Note that, in the above-described first embodiment and second embodiment, the click pins 20 are inserted into the concave portions 16A in the axial direction (the rotation axial direction) of the knob 14. However, for example, the click pins 20 may be inserted into the concave portions 16A in the radial direction (the rotation radial direction) of the knob 14.

Moreover, in the above-described first embodiment and second embodiment, the click surface 16 (the concave portions 16A) is provided at the knob 14, and the click body 18 (the click pins 20) is provided at the plate 12 (the vehicle body side). However, the click body 18 (the click pins 20) may be provided at the knob 14, and the click surface 16 (the concave portions 16A) may be provided at the plate 12 (the vehicle body side).

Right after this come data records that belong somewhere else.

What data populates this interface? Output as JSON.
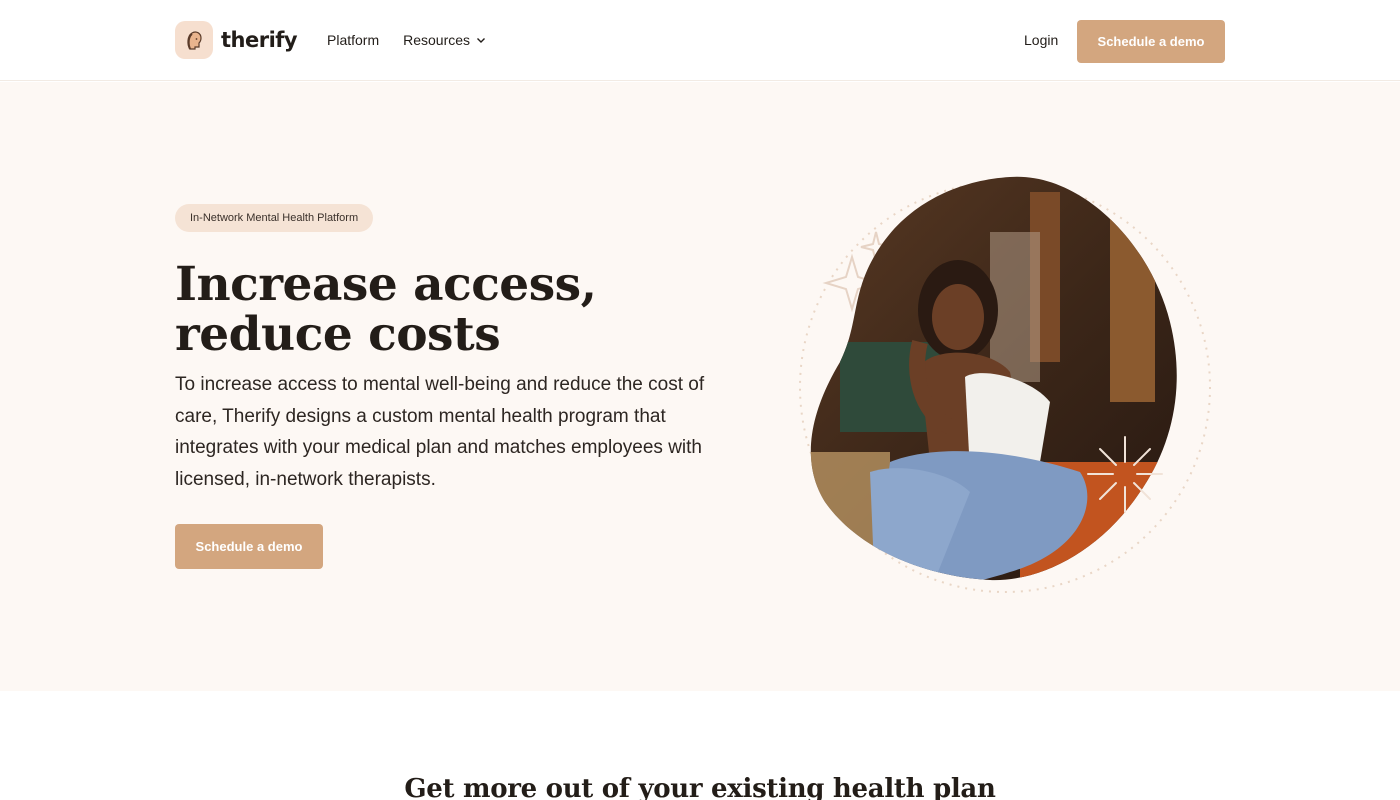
{
  "header": {
    "brand": "therify",
    "nav": [
      {
        "label": "Platform"
      },
      {
        "label": "Resources"
      }
    ],
    "login_label": "Login",
    "cta_label": "Schedule a demo"
  },
  "hero": {
    "badge": "In-Network Mental Health Platform",
    "title_line1": "Increase access,",
    "title_line2": "reduce costs",
    "body": "To increase access to mental well-being and reduce the cost of care, Therify designs a custom mental health program that integrates with your medical plan and matches employees with licensed, in-network therapists.",
    "cta_label": "Schedule a demo"
  },
  "section": {
    "title": "Get more out of your existing health plan"
  },
  "colors": {
    "accent": "#d3a67f",
    "hero_bg": "#fdf8f4",
    "badge_bg": "#f5e3d5"
  }
}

Further, in the above-described first embodiment and second embodiment, the rotor cam 24 (the operating member) is rotated in the peripheral direction of the knob 14. However, for example, the operating member may be moved in the radial direction (the rotation radial direction) or the axial direction (the rotation axial direction) of the knob 14.

Moreover, in the above-described first embodiment and second embodiment, the knob 14 (the shift body) is rotatingly operated. However, the shift body may be pivotally operated or slidingly operated. In this case, for example, by extending the knob 14 out in the radial direction and providing the operating portion so as to be able to rotate integrally therewith, the operating portion may be pivotally operated and the knob 14 rotated.

Further, in the above-described first embodiment and second embodiment, the shift devices 10, 30 are set at the console. However, the shift devices 10, 30 may be set at the instrument panel or the column cover.

The disclosure of Japanese Patent Application No. 2017-175412 is, in its entirety, incorporated by reference into the present specification.

Claims

1. A shift device comprising:

a shift body that is supported at a vehicle body side, and that is moved to change a shift position thereof;

an urged portion that is provided at one of the vehicle body side or the shift body, and that is urged;

an engaging portion that is provided at another of the vehicle body side or the shift body, that engaged with the urged portion by urging force such that the shift body is urged toward a shift position side, and that disengages with the urged portion against the urging force such that the shift body is moved from a shift position; and

a restricting portion that restricts disengagement of the urged portion with the engaging portion, such that movement of the shift body from a shift position is restricted.

2. The shift device of claim 1, further comprising a limiting portion that limits engagement of the urged portion with the engaging portion by the urging force.

3. The shift device of claim 1, wherein the engaging portion is a concave portion.

4. The shift device of claim 1, wherein the restricting portion includes a rotor cam that is substantially annular, and a driving mechanism.